Au début, c’était de la curiosité. Puis c’est devenu un outil comme les autres. Aujourd’hui, fin 2026, ChatGPT et l’IA générative sont devenus mon assistant personnel, mais les jeux sont loin d’être faits.

Lorsque j’ai commencé à créer des contenus sur mes sites, ce siècle avait 5 ans et aucune intelligence artificielle ne me venait en aide. Je devais rédiger, relire, tout peaufiner pour que mes articles de blog ressemblent à quelque chose. Avec le temps, j’ai appris à tout faire plus vite, et à utiliser des routines qui me permettaient d’écrire jusqu’à quatre articles par jour les meilleures années.
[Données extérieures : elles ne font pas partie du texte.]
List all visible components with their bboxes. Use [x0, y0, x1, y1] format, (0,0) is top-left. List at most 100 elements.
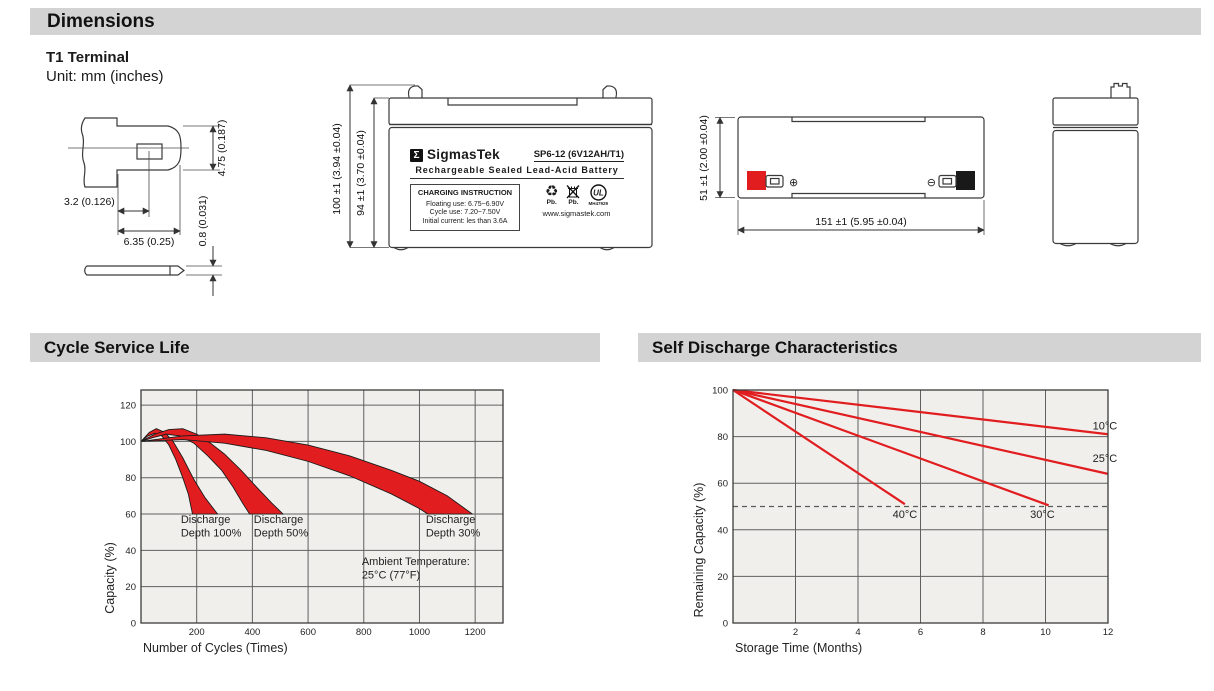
chart-annotation: Depth 30%: [426, 528, 481, 540]
y-tick-label: 100: [120, 437, 136, 448]
line-25°C: [732, 388, 1109, 475]
chart-annotation: Depth 50%: [254, 528, 309, 540]
y-tick-label: 100: [712, 386, 728, 397]
website-url: www.sigmastek.com: [542, 209, 611, 218]
icons-row: ♻ Pb. Pb.: [545, 184, 608, 206]
cycle-service-life-header: Cycle Service Life: [30, 333, 600, 362]
line-30°C: [732, 388, 1050, 507]
side-body: [1052, 129, 1139, 245]
recycle-icon: ♻: [545, 183, 559, 200]
x-tick-label: 1200: [465, 627, 486, 638]
terminal-type-title: T1 Terminal: [46, 49, 130, 66]
chart-annotation: 30°C: [1030, 509, 1055, 521]
positive-symbol: ⊕: [789, 177, 798, 189]
dimensions-section-header: Dimensions: [30, 8, 1201, 35]
x-tick-label: 1000: [409, 627, 430, 638]
dim-text-blade-height: 4.75 (0.187): [216, 120, 228, 177]
y-tick-label: 60: [717, 479, 728, 490]
charging-line-floating: Floating use: 6.75~6.90V: [425, 201, 505, 208]
chart-annotation: 25°C (77°F): [362, 569, 420, 581]
x-tick-label: 8: [980, 627, 985, 638]
y-tick-label: 40: [717, 525, 728, 536]
charging-line-cycle: Cycle use: 7.20~7.50V: [429, 209, 501, 217]
y-tick-label: 120: [120, 401, 136, 412]
battery-front-view: 100 ±1 (3.94 ±0.04) 94 ±1 (3.70 ±0.04) Σ…: [330, 72, 665, 272]
crossed-bin-icon: [566, 185, 580, 199]
dim-text-hole-offset: 3.2 (0.126): [64, 196, 115, 208]
t1-terminal-drawing: 4.75 (0.187) 3.2 (0.126) 6.35 (0.25) 0.8…: [64, 117, 228, 296]
y-tick-label: 0: [131, 619, 136, 630]
negative-connector-slot: [942, 177, 953, 185]
brand-row: Σ SigmasTek SP6-12 (6V12AH/T1): [410, 146, 624, 162]
x-tick-label: 200: [189, 627, 205, 638]
negative-terminal-black: [956, 171, 975, 190]
self-discharge-header: Self Discharge Characteristics: [638, 333, 1201, 362]
x-axis-title: Storage Time (Months): [735, 641, 862, 655]
chart-annotation: Depth 100%: [181, 528, 242, 540]
recycle-pb-mark: ♻ Pb.: [545, 184, 558, 206]
label-subtitle: Rechargeable Sealed Lead-Acid Battery: [410, 165, 624, 179]
self-discharge-chart: 2 4 6 8 10 12 0 20 40 60 80 100 Storage Time (Months…: [692, 386, 1117, 656]
band-Discharge Depth 30%: [140, 433, 474, 515]
model-number: SP6-12 (6V12AH/T1): [533, 149, 624, 162]
sigmastek-logo-icon: Σ: [410, 149, 423, 162]
top-recess: [791, 117, 926, 123]
recycle-pb-text: Pb.: [546, 199, 557, 206]
label-content-row: CHARGING INSTRUCTION Floating use: 6.75~…: [410, 184, 624, 232]
y-axis-title: Remaining Capacity (%): [692, 483, 706, 618]
side-terminal: [1110, 82, 1131, 98]
dim-text-thickness: 0.8 (0.031): [197, 196, 209, 247]
chart-annotation: Discharge: [426, 514, 476, 526]
self-discharge-title: Self Discharge Characteristics: [652, 337, 898, 357]
side-lid: [1052, 97, 1139, 126]
y-tick-label: 40: [125, 546, 136, 557]
negative-connector: [938, 174, 957, 188]
lid-recess: [447, 98, 578, 106]
cycle-service-life-chart: 200 400 600 800 1000 1200 0 20 40 60 80 100 120 Numbe…: [103, 389, 504, 655]
battery-side-view: [1052, 82, 1139, 247]
dim-text-total-height: 100 ±1 (3.94 ±0.04): [331, 123, 343, 215]
label-icons-area: ♻ Pb. Pb.: [529, 184, 624, 231]
positive-terminal-red: [747, 171, 766, 190]
chart-annotation: Discharge: [181, 514, 231, 526]
battery-lid: [388, 97, 653, 126]
charging-instruction-box: CHARGING INSTRUCTION Floating use: 6.75~…: [410, 184, 520, 232]
charging-title: CHARGING INSTRUCTION: [417, 188, 513, 197]
y-tick-label: 20: [125, 582, 136, 593]
x-tick-label: 4: [855, 627, 860, 638]
y-tick-label: 20: [717, 572, 728, 583]
left-handle: [407, 85, 423, 99]
x-tick-label: 2: [793, 627, 798, 638]
x-tick-label: 800: [356, 627, 372, 638]
chart-annotation: 40°C: [893, 509, 918, 521]
svg-text:UL: UL: [593, 189, 604, 198]
battery-top-view: ⊕ ⊖ 51 ±1 (2.00 ±0.04) 151 ±1 (5.95 ±0.0…: [698, 115, 985, 235]
charging-line-initial: Initial current: les than 3.6A: [422, 217, 508, 225]
brand-name: SigmasTek: [427, 147, 500, 162]
y-tick-label: 60: [125, 510, 136, 521]
ul-mark: UL MH47929: [588, 184, 608, 206]
crossed-bin-pb-mark: Pb.: [566, 184, 580, 206]
positive-connector: [765, 174, 784, 188]
x-tick-label: 400: [244, 627, 260, 638]
front-view-outline: 100 ±1 (3.94 ±0.04) 94 ±1 (3.70 ±0.04): [331, 84, 653, 251]
ul-file-number: MH47929: [588, 201, 608, 206]
right-handle: [602, 85, 618, 99]
left-foot: [393, 246, 409, 251]
cycle-service-life-title: Cycle Service Life: [44, 337, 190, 357]
chart-annotation: Discharge: [254, 514, 304, 526]
ul-icon: UL: [590, 184, 607, 201]
y-tick-label: 80: [125, 473, 136, 484]
battery-body: [388, 126, 653, 249]
terminal-tab-outline: [80, 117, 182, 188]
dim-text-case-height: 94 ±1 (3.70 ±0.04): [355, 130, 367, 216]
x-axis-title: Number of Cycles (Times): [143, 641, 288, 655]
chart-annotation: Ambient Temperature:: [362, 556, 470, 568]
line-10°C: [732, 388, 1109, 436]
bin-pb-text: Pb.: [568, 199, 579, 206]
right-foot: [599, 246, 615, 251]
y-tick-label: 80: [717, 432, 728, 443]
y-axis-title: Capacity (%): [103, 542, 117, 614]
negative-symbol: ⊖: [927, 177, 936, 189]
Créer des contenus prend du temps, routines ou pas.
Alors, lorsque l’IA générative est arrivée, et ChatGPT en particulier, la tentation était forte de voir comment ces outils pourraient m’aider à gagner du temps. Je voulais déjà vérifier s’il m’était possible d’optimiser le temps passé à préparer un article, à chercher des sources, des références, à mettre en forme. Les idées et la rédaction, ça devait rester mon travail.
J’ai donc utilisé ChatGPT comme outil d’aide à la création de contenu. Il me suffisait de lui demander ce que je cherchais pour qu’il trouve des sources, des références, des citations, des compléments. Ces tâches assistées m’ont permis de gagner du temps en recherche, même si j’apprécie de le faire moi-même pour tomber par hasard sur un sujet intéressant, sans rapport avec ce que je cherche, mais “qui peut toujours servir”.
Quelques mois plus tard, alors que je venais de rendre sa liberté à mon assistant « humain », je me suis naturellement tourné vers ChatGPT pour voir s’il n’y aurait pas moyen d’aller plus loin : gagner du temps en lui confiant la mise en forme de mes textes et la pré-publication. J’ai souvent des longues listes à trier, des textes à harmoniser, des articles à mettre à jour, des relectures et corrections qui prennent du temps. Si ChatGPT pouvait faire cela à ma place, je pourrais gagner plusieurs heures par semaine.
J’ai créé une série de prompts ChatGPT (que je sauvegarde avec soin) pour aller dans ce sens : transformer l’IA générative en assistant personnel. Je dois avouer que les premiers résultats m’ont bluffé. Je me souviens encore de cette liste de plus de 100 articles qu’il me fallait trier, dédoublonner, classer en catégories. Sans faire d’erreurs. Un travail qui aurait pris deux jours à mon assistant précédent et qui a pris une heure à ChatGPT.
J’ai ainsi commencé à utiliser cet outil au quotidien pour me décharger de toutes les tâches pour lesquelles je n’ai pas de valeur ajoutée. Je préfère passer une heure à écrire ce que j’ai en tête, à créer mes lettres photo, qu’à trier des listes et chercher des compléments d’articles.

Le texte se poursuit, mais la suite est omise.